Berger doubts Strategy Group can save F1
Honda F1 website
Honda website

MAY 10, 2015

Berger doubts Strategy Group can save F1

Roberto Merhi has arguably the least enviable job in all of formula one -- the slowest driver at the wheel of the slowest car.

So slow is the Spaniard's Manor in Barcelona that he would also have qualified dead last for the this weekend's GP2 race on the very same circuit.

"It's not easy," the rookie confirmed to Spanish reporters at his home race.

"You cannot go as fast in the corners as you would like, so you have to adapt to that. No -- it's not easy," Merhi repeated.

For some, the fact the entire GP2 field - even the backmarkers - are faster than Merhi is a sure sign that formula one as a whole needs to speed up.

Bernie Ecclestone urgently wants the cars to be louder, more powerful and harder to drive, but F1 legend Gerhard Berger said even the F1 supremo's hands are tied.

Next week, the Strategy Group will meet at Ecclestone's Biggin Hill airport facility to discuss making changes to the rules, but Berger is not confident.

"They are never able to agree," he told Austria's APA news agency, "because everyone only fights for their own interests.

"But the sport and the fans are screaming for improvements. Formula one needs to be run by a professional dictator," Berger argued.

The Strategy Group does include the big teams, Ecclestone and the FIA, but Berger says it is still unlikely to be able to agree a direction for the future.

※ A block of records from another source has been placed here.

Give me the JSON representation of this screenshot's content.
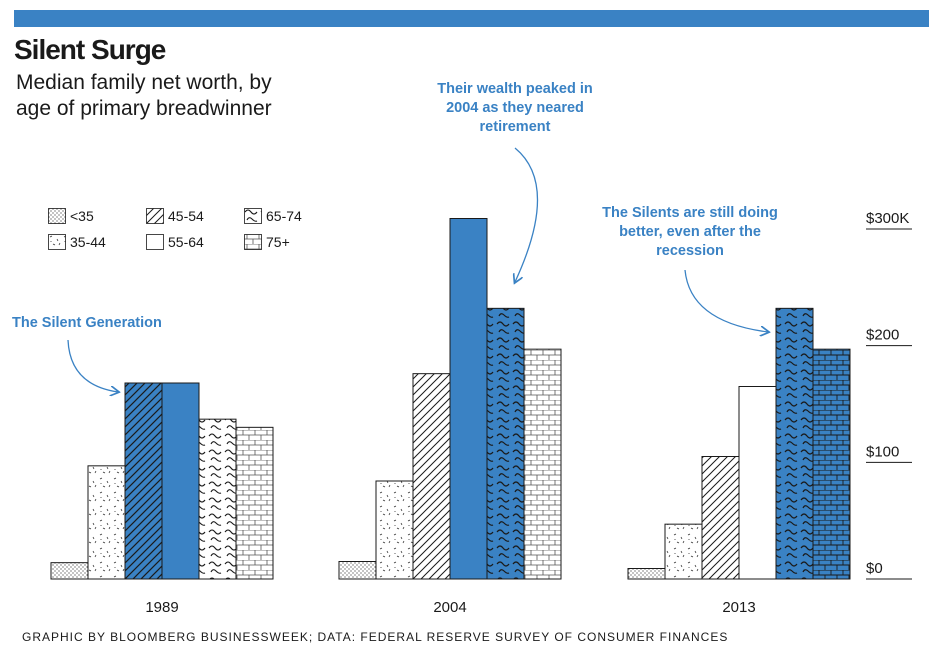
{
  "header": {
    "title": "Silent Surge",
    "subtitle": "Median family net worth, by age of primary breadwinner"
  },
  "legend": [
    {
      "label": "<35",
      "pattern": "dots"
    },
    {
      "label": "35-44",
      "pattern": "specks"
    },
    {
      "label": "45-54",
      "pattern": "hatch"
    },
    {
      "label": "55-64",
      "pattern": "plain"
    },
    {
      "label": "65-74",
      "pattern": "wave"
    },
    {
      "label": "75+",
      "pattern": "brick"
    }
  ],
  "annotations": {
    "silent_generation": "The Silent Generation",
    "peak": "Their wealth peaked in 2004 as they neared retirement",
    "still_better": "The Silents are still doing better, even after the recession"
  },
  "colors": {
    "accent": "#3a82c4",
    "bar_outline": "#1a1a1a",
    "bar_fill": "#ffffff"
  },
  "chart_data": {
    "type": "bar",
    "categories": [
      "1989",
      "2004",
      "2013"
    ],
    "series": [
      {
        "name": "<35",
        "values": [
          14,
          15,
          9
        ]
      },
      {
        "name": "35-44",
        "values": [
          97,
          84,
          47
        ]
      },
      {
        "name": "45-54",
        "values": [
          168,
          176,
          105
        ]
      },
      {
        "name": "55-64",
        "values": [
          168,
          309,
          165
        ]
      },
      {
        "name": "65-74",
        "values": [
          137,
          232,
          232
        ]
      },
      {
        "name": "75+",
        "values": [
          130,
          197,
          197
        ]
      }
    ],
    "highlight": [
      {
        "category": "1989",
        "series": [
          "45-54",
          "55-64"
        ]
      },
      {
        "category": "2004",
        "series": [
          "55-64",
          "65-74"
        ]
      },
      {
        "category": "2013",
        "series": [
          "65-74",
          "75+"
        ]
      }
    ],
    "ylim": [
      0,
      300
    ],
    "yticks": [
      0,
      100,
      200,
      300
    ],
    "ytick_labels": [
      "$0",
      "$100",
      "$200",
      "$300K"
    ],
    "axis_position": "right",
    "grid": false,
    "legend_position": "top-left"
  },
  "footer": {
    "credit": "GRAPHIC BY BLOOMBERG BUSINESSWEEK; DATA: FEDERAL RESERVE SURVEY OF CONSUMER FINANCES"
  }
}
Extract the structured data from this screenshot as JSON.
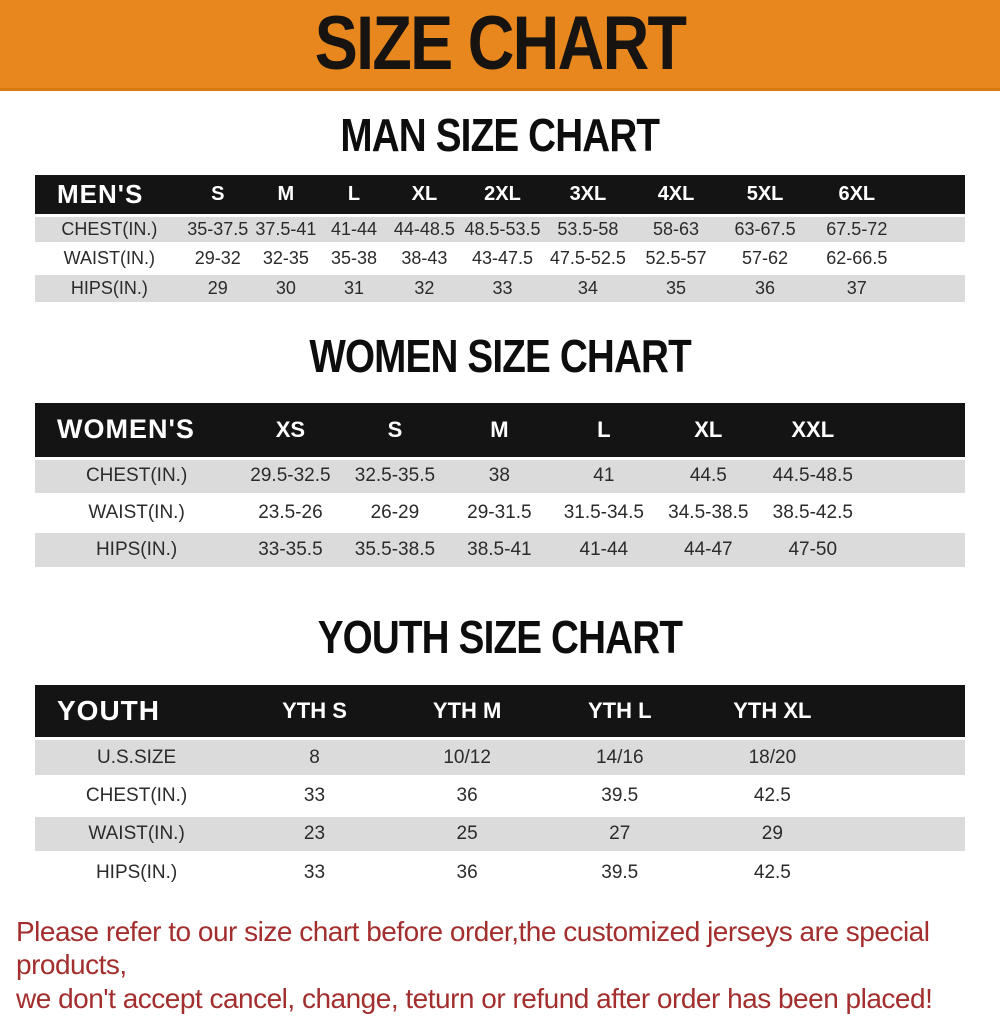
{
  "banner": {
    "title": "SIZE CHART"
  },
  "colors": {
    "banner_orange": "#E8871E",
    "table_header_black": "#141414",
    "row_gray": "#DBDBDB",
    "footer_red": "#A32E2E"
  },
  "sections": [
    {
      "title": "MAN SIZE CHART",
      "table": {
        "name": "MEN'S",
        "columns": [
          "S",
          "M",
          "L",
          "XL",
          "2XL",
          "3XL",
          "4XL",
          "5XL",
          "6XL"
        ],
        "rows": [
          {
            "label": "CHEST(IN.)",
            "values": [
              "35-37.5",
              "37.5-41",
              "41-44",
              "44-48.5",
              "48.5-53.5",
              "53.5-58",
              "58-63",
              "63-67.5",
              "67.5-72"
            ]
          },
          {
            "label": "WAIST(IN.)",
            "values": [
              "29-32",
              "32-35",
              "35-38",
              "38-43",
              "43-47.5",
              "47.5-52.5",
              "52.5-57",
              "57-62",
              "62-66.5"
            ]
          },
          {
            "label": "HIPS(IN.)",
            "values": [
              "29",
              "30",
              "31",
              "32",
              "33",
              "34",
              "35",
              "36",
              "37"
            ]
          }
        ]
      }
    },
    {
      "title": "WOMEN SIZE CHART",
      "table": {
        "name": "WOMEN'S",
        "columns": [
          "XS",
          "S",
          "M",
          "L",
          "XL",
          "XXL"
        ],
        "rows": [
          {
            "label": "CHEST(IN.)",
            "values": [
              "29.5-32.5",
              "32.5-35.5",
              "38",
              "41",
              "44.5",
              "44.5-48.5"
            ]
          },
          {
            "label": "WAIST(IN.)",
            "values": [
              "23.5-26",
              "26-29",
              "29-31.5",
              "31.5-34.5",
              "34.5-38.5",
              "38.5-42.5"
            ]
          },
          {
            "label": "HIPS(IN.)",
            "values": [
              "33-35.5",
              "35.5-38.5",
              "38.5-41",
              "41-44",
              "44-47",
              "47-50"
            ]
          }
        ]
      }
    },
    {
      "title": "YOUTH SIZE CHART",
      "table": {
        "name": "YOUTH",
        "columns": [
          "YTH S",
          "YTH M",
          "YTH L",
          "YTH XL"
        ],
        "rows": [
          {
            "label": "U.S.SIZE",
            "values": [
              "8",
              "10/12",
              "14/16",
              "18/20"
            ]
          },
          {
            "label": "CHEST(IN.)",
            "values": [
              "33",
              "36",
              "39.5",
              "42.5"
            ]
          },
          {
            "label": "WAIST(IN.)",
            "values": [
              "23",
              "25",
              "27",
              "29"
            ]
          },
          {
            "label": "HIPS(IN.)",
            "values": [
              "33",
              "36",
              "39.5",
              "42.5"
            ]
          }
        ]
      }
    }
  ],
  "footer": {
    "line1": "Please refer to our size chart before order,the customized jerseys are special products,",
    "line2": "we don't accept cancel, change, teturn or refund after order has been placed!"
  }
}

"It's been a long time since a decent decision has come out of a meeting," said the Austrian, who is close to Red Bull's dissatisfied team owner Dietrich Mateschitz.

"Someone needs to make the decisions. Bernie has done a very good job in the past -- he needs to try to get it back in his hands," Berger insisted.

He also points the finger at F1's governing body, led by FIA president Jean Todt, for contributing to the predicament Red Bull finds itself in.

The former title-winning team is now struggling with Renault power and "The tragedy is that (Red Bull) has no real alternative".

But he said the FIA has a duty to "ensure that teams can be equipped with competitive engines. Otherwise it makes no sense for them".